Awakening a story from a novel, the production is aware of the narrative frame and increasingly breaks the 4th wall through the unfolding story. The characters invite the audience through role-taking as wolves, servants and school kids and through guided gazes causing laughter and shivers. The cast masters the shifts and merge of comedy and mystery especially during the impressive multiple character embodiment by Elliot, Hollingworth and Pilkington which reaches its peak in the finale. Although the stage presence is consciously exaggerated, it is sometimes endangered to fall into stereotypes and slapstick characteristics. Furthermore, the speaking choir is an effective vehicle to trigger suspense, but would be more effective when used slightly less to leave more room for one of the narrator’s voice a time which brilliantly frames the storytelling.

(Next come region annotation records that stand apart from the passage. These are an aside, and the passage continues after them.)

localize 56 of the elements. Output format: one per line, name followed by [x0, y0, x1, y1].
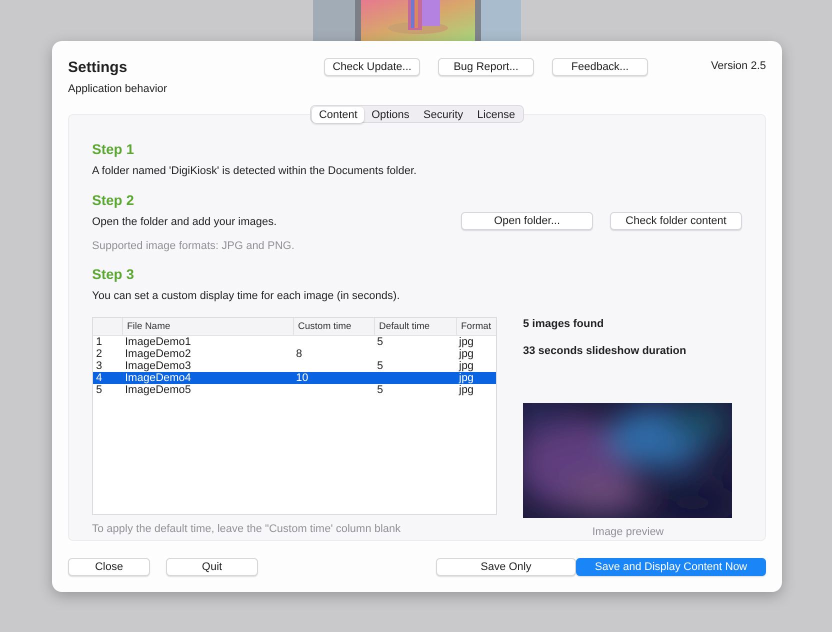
window-subtitle: Application behavior — [68, 83, 168, 95]
tab[interactable]: Content — [312, 107, 364, 123]
tab[interactable]: License — [470, 107, 522, 123]
table-cell-text: jpg — [458, 372, 475, 384]
footer-button[interactable]: Save Only — [436, 558, 576, 576]
row-number: 2 — [95, 348, 104, 360]
column-header: Custom time — [293, 318, 374, 335]
footer-button[interactable]: Close — [68, 558, 150, 576]
column-header: File Name — [122, 318, 293, 335]
folder-button[interactable]: Open folder... — [461, 212, 593, 230]
table-cell-text: 5 — [376, 384, 384, 396]
summary-text: 33 seconds slideshow duration — [523, 345, 688, 357]
table-row[interactable]: 2 ImageDemo2 8 jpg — [93, 348, 496, 360]
primary-button[interactable]: Save and Display Content Now — [576, 558, 766, 576]
table-cell-text: ImageDemo1 — [124, 336, 192, 348]
tab[interactable]: Options — [364, 107, 416, 123]
formats-note: Supported image formats: JPG and PNG. — [92, 240, 296, 252]
table-cell-text: 8 — [295, 348, 304, 360]
row-number: 3 — [95, 360, 104, 372]
column-header: Format — [456, 318, 496, 335]
step-text: A folder named 'DigiKiosk' is detected within the Documents folder. — [92, 164, 418, 178]
summary-text: 5 images found — [523, 318, 605, 330]
folder-button[interactable]: Check folder content — [610, 212, 742, 230]
step-heading: Step 3 — [92, 266, 136, 283]
row-number: 5 — [95, 384, 104, 396]
step-heading: Step 2 — [92, 192, 136, 209]
table-row[interactable]: 3 ImageDemo3 5 jpg — [93, 360, 496, 372]
tab[interactable]: Security — [416, 107, 470, 123]
table-cell-text: 5 — [376, 360, 384, 372]
table-cell-text: jpg — [458, 384, 475, 396]
step-heading: Step 1 — [92, 141, 136, 158]
table-cell-text: ImageDemo4 — [124, 372, 192, 384]
column-header: Default time — [374, 318, 456, 335]
table-cell-text: ImageDemo5 — [124, 384, 192, 396]
window-title: Settings — [68, 59, 128, 77]
row-number: 1 — [95, 336, 104, 348]
table-cell-text: ImageDemo2 — [124, 348, 192, 360]
preview-caption: Image preview — [591, 526, 665, 538]
table-row[interactable]: 1 ImageDemo1 5 jpg — [93, 336, 496, 348]
header-button[interactable]: Check Update... — [324, 58, 420, 76]
table-cell-text: jpg — [458, 336, 475, 348]
step-text: You can set a custom display time for each image (in seconds). — [92, 289, 401, 303]
table-cell-text: jpg — [458, 360, 475, 372]
table-hint: To apply the default time, leave the "Custom time' column blank — [92, 523, 402, 535]
header-button[interactable]: Bug Report... — [438, 58, 534, 76]
table-cell-text: jpg — [458, 348, 475, 360]
table-row[interactable]: 5 ImageDemo5 5 jpg — [93, 384, 496, 396]
row-number: 4 — [95, 372, 104, 384]
footer-button[interactable]: Quit — [166, 558, 258, 576]
table-cell-text: 5 — [376, 336, 384, 348]
version-label: Version 2.5 — [710, 60, 766, 72]
table-row[interactable]: 4 ImageDemo4 10 jpg — [93, 372, 496, 384]
table-cell-text: ImageDemo3 — [124, 360, 192, 372]
step-text: Open the folder and add your images. — [92, 215, 277, 229]
header-button[interactable]: Feedback... — [552, 58, 648, 76]
table-cell-text: 10 — [295, 372, 310, 384]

With passion, playfulness and presence guides the cast through the story sparking moments of joy in the bleak and dark scenery. Especially the second part is truly an enjoyment of immersion and entertainment. The ice-skating scene in part one suggests a few corrections considering the closeness to the audience and the execution of actions to stress the break of harmony and danger in the thrilling chase.
The set design (Karl Swinyard) convinces through its immersive character and flexibility to portray scene changes inside and outside. The well-tuned conversation of set, soundscapes (Elliot Clay, Jack Barton) and light (Ben Jacobs) accompanies the invitation for this lively stage adaptation. Thus, the craft of metaphorical language is emphasised and shines in images throughout the production.
The Wolves of Willoughby Chase is a passionate and convincing adaptation. Its storytelling and its dismantling shifts between comedy and mystery and mixes together the right tension to enjoy a wintery evening with this heart-warming company of wolves in the Jack Theatre Space.